I'm wondering if the judges ever have been here or lived here and understand the real reason for its construction. If not, they should listen and not judge.


— Israeli Arab Abu Mukh


"Eight of our houses are now cut off from our village and two of them were destroyed so this thing could be built," said Palestinian Riyadh Hussein, 28, gesturing at the security barrier, which he now must walk around to take his three children to nursery school.


But Arab Israelis, like their Jewish counterparts, wanted relief from the suicide bombings and gun attacks that have killed 980 Israeli citizens during the nearly four-year Israeli-Palestinian conflict.

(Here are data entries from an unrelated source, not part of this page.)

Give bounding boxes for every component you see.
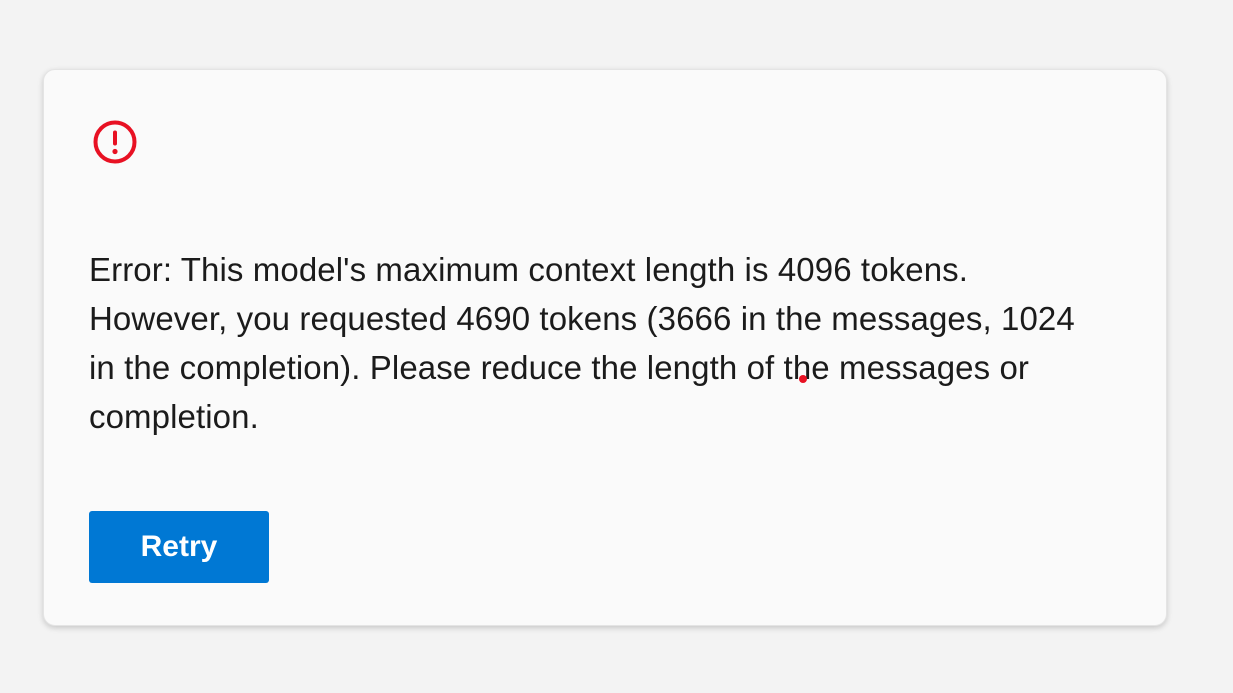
error-message: Error: This model's maximum context leng… [89, 251, 1075, 435]
retry-button[interactable]: Retry [89, 511, 269, 583]
cursor-indicator [799, 375, 807, 383]
error-icon [93, 120, 137, 164]
error-card: Error: This model's maximum context leng… [43, 69, 1167, 626]
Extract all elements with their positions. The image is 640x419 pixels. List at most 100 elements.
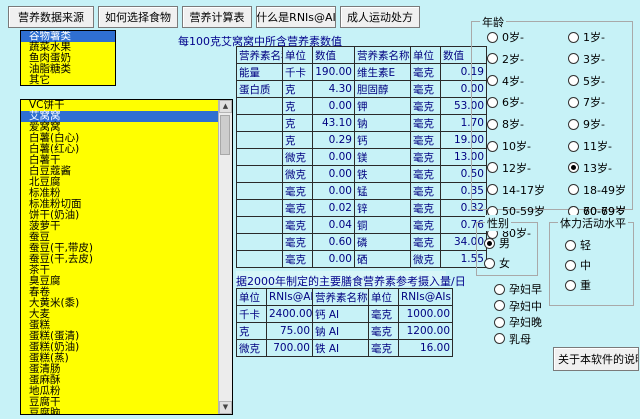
nutrition-cell: 克 bbox=[282, 80, 313, 98]
nutrition-cell: 钠 bbox=[354, 114, 411, 132]
age-option-radio[interactable]: 10岁- bbox=[487, 138, 531, 154]
nutrition-cell: 毫克 bbox=[282, 216, 313, 234]
rni-cell: 千卡 bbox=[236, 305, 267, 323]
radio-unselected-icon bbox=[565, 239, 576, 251]
radio-unselected-icon bbox=[568, 140, 579, 152]
radio-unselected-icon bbox=[487, 31, 498, 43]
nutrition-cell bbox=[236, 199, 283, 217]
radio-unselected-icon bbox=[487, 162, 498, 174]
nutrition-cell: 0.00 bbox=[312, 165, 355, 183]
about-software-button[interactable]: 关于本软件的说明 bbox=[553, 347, 639, 371]
nutrition-cell: 毫克 bbox=[410, 97, 441, 115]
nutrition-row: 能量 千卡 190.00 维生素E 毫克 0.19 bbox=[236, 63, 487, 81]
age-option-radio[interactable]: 3岁- bbox=[568, 51, 605, 67]
pregnancy-option-radio[interactable]: 孕妇中 bbox=[494, 298, 542, 314]
nutrition-calc-table-button[interactable]: 营养计算表 bbox=[182, 6, 252, 28]
radio-unselected-icon bbox=[565, 279, 576, 291]
nutrition-cell: 能量 bbox=[236, 63, 283, 81]
nutrition-cell: 0.00 bbox=[312, 250, 355, 268]
food-list-item[interactable]: 大麦 bbox=[21, 309, 232, 320]
food-list-item[interactable]: 豆腐脑 bbox=[21, 408, 232, 415]
nutrition-row: 蛋白质克 4.30 胆固醇 毫克 0.00 bbox=[236, 80, 487, 98]
age-option-radio[interactable]: 11岁- bbox=[568, 138, 612, 154]
age-option-radio-label: 18-49岁 bbox=[583, 183, 626, 197]
activity-level-radio[interactable]: 重 bbox=[565, 277, 591, 293]
nutrition-source-button[interactable]: 营养数据来源 bbox=[8, 6, 94, 28]
age-option-radio[interactable]: 2岁- bbox=[487, 51, 524, 67]
gender-male-radio[interactable]: 男 bbox=[484, 235, 510, 251]
nutrition-cell: 蛋白质 bbox=[236, 80, 283, 98]
age-option-radio[interactable]: 7岁- bbox=[568, 94, 605, 110]
what-is-rni-button[interactable]: 什么是RNIs@AI bbox=[256, 6, 336, 28]
scroll-thumb[interactable] bbox=[220, 115, 230, 155]
nutrition-cell: 0.00 bbox=[312, 97, 355, 115]
nutrition-cell: 0.02 bbox=[312, 199, 355, 217]
gender-male-label: 男 bbox=[499, 237, 510, 250]
age-option-radio[interactable]: 8岁- bbox=[487, 116, 524, 132]
nutrition-cell: 维生素E bbox=[354, 63, 411, 81]
age-option-radio[interactable]: 6岁- bbox=[487, 94, 524, 110]
age-option-radio[interactable]: 1岁- bbox=[568, 29, 605, 45]
nutrition-cell: 镁 bbox=[354, 148, 411, 166]
age-option-radio[interactable]: 14-17岁 bbox=[487, 182, 545, 198]
rni-header-row: 单位RNIs@AIs营养素名称单位RNIs@AIs bbox=[236, 288, 453, 306]
rni-header-cell: RNIs@AIs bbox=[266, 288, 313, 306]
pregnancy-option-radio[interactable]: 孕妇晚 bbox=[494, 314, 542, 330]
nutrition-cell bbox=[236, 182, 283, 200]
nutrition-cell: 克 bbox=[282, 131, 313, 149]
radio-unselected-icon bbox=[568, 118, 579, 130]
nutrition-row: 毫克 0.00 硒微克 1.55 bbox=[236, 250, 487, 268]
radio-unselected-icon bbox=[568, 53, 579, 65]
nutrition-cell: 微克 bbox=[282, 148, 313, 166]
age-option-radio-label: 5岁- bbox=[583, 74, 605, 88]
radio-unselected-icon bbox=[484, 257, 495, 269]
adult-exercise-button[interactable]: 成人运动处方 bbox=[340, 6, 420, 28]
rni-cell: 克 bbox=[236, 322, 267, 340]
age-option-radio[interactable]: 4岁- bbox=[487, 73, 524, 89]
age-option-radio[interactable]: 5岁- bbox=[568, 73, 605, 89]
rni-cell: 1200.00 bbox=[398, 322, 453, 340]
age-group-title: 年龄 bbox=[480, 14, 506, 30]
food-list-item[interactable]: 菠萝干 bbox=[21, 221, 232, 232]
food-category-list[interactable]: 谷物薯类 蔬菜水果 鱼肉蛋奶 油脂糖类 其它 bbox=[20, 30, 116, 86]
pregnancy-option-radio[interactable]: 孕妇早 bbox=[494, 281, 542, 297]
radio-unselected-icon bbox=[568, 31, 579, 43]
radio-unselected-icon bbox=[487, 75, 498, 87]
radio-unselected-icon bbox=[487, 53, 498, 65]
radio-unselected-icon bbox=[494, 316, 505, 328]
scroll-up-icon[interactable]: ▲ bbox=[219, 100, 232, 113]
age-option-radio[interactable]: 0岁- bbox=[487, 29, 524, 45]
nutrition-cell: 硒 bbox=[354, 250, 411, 268]
nutrition-cell: 克 bbox=[282, 97, 313, 115]
nutrition-header-cell: 营养素名称 bbox=[354, 46, 411, 64]
age-option-radio[interactable]: 9岁- bbox=[568, 116, 605, 132]
scroll-down-icon[interactable]: ▼ bbox=[219, 401, 232, 414]
gender-female-radio[interactable]: 女 bbox=[484, 255, 510, 271]
food-list-item[interactable]: 臭豆腐 bbox=[21, 276, 232, 287]
rni-header-cell: 营养素名称 bbox=[312, 288, 369, 306]
food-list-scrollbar[interactable]: ▲ ▼ bbox=[218, 100, 232, 414]
nutrition-cell: 43.10 bbox=[312, 114, 355, 132]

Five of 21 people killed by a suicide bomber at an Arab-and Jewish-owned restaurant last October in Haifa, for example, were Arab Israeli.


Their dilemma was compounded because attackers often crossed into Israel through Arab hamlets such as Baqa al Gharbiya, blending in with hundreds of undocumented workers and clashing with the heavily armed Israeli border guards who tried to ferret them out.


A particularly frightening experience — Abu Mukh and his mother, Hanifa, 71, recounted — occurred in March 2002, when police stopped a suicide attacker's vehicle at a checkpoint in their town. An Israeli policeman and the two Palestinian gunmen in the car were killed in an ensuing shootout.


"All the time Israeli border guards would come here to search for Palestinians who had come illegally," the younger Abu Mukh recalled. "That meant we, too, were repeatedly subjected to identity card checks and questions. I couldn't even go to the store at night without being checked."


There was no such tension evident Friday afternoon in his sleepy neighborhood, where the only sound came from bees and a lone Israeli Humvee that drove along the barrier road.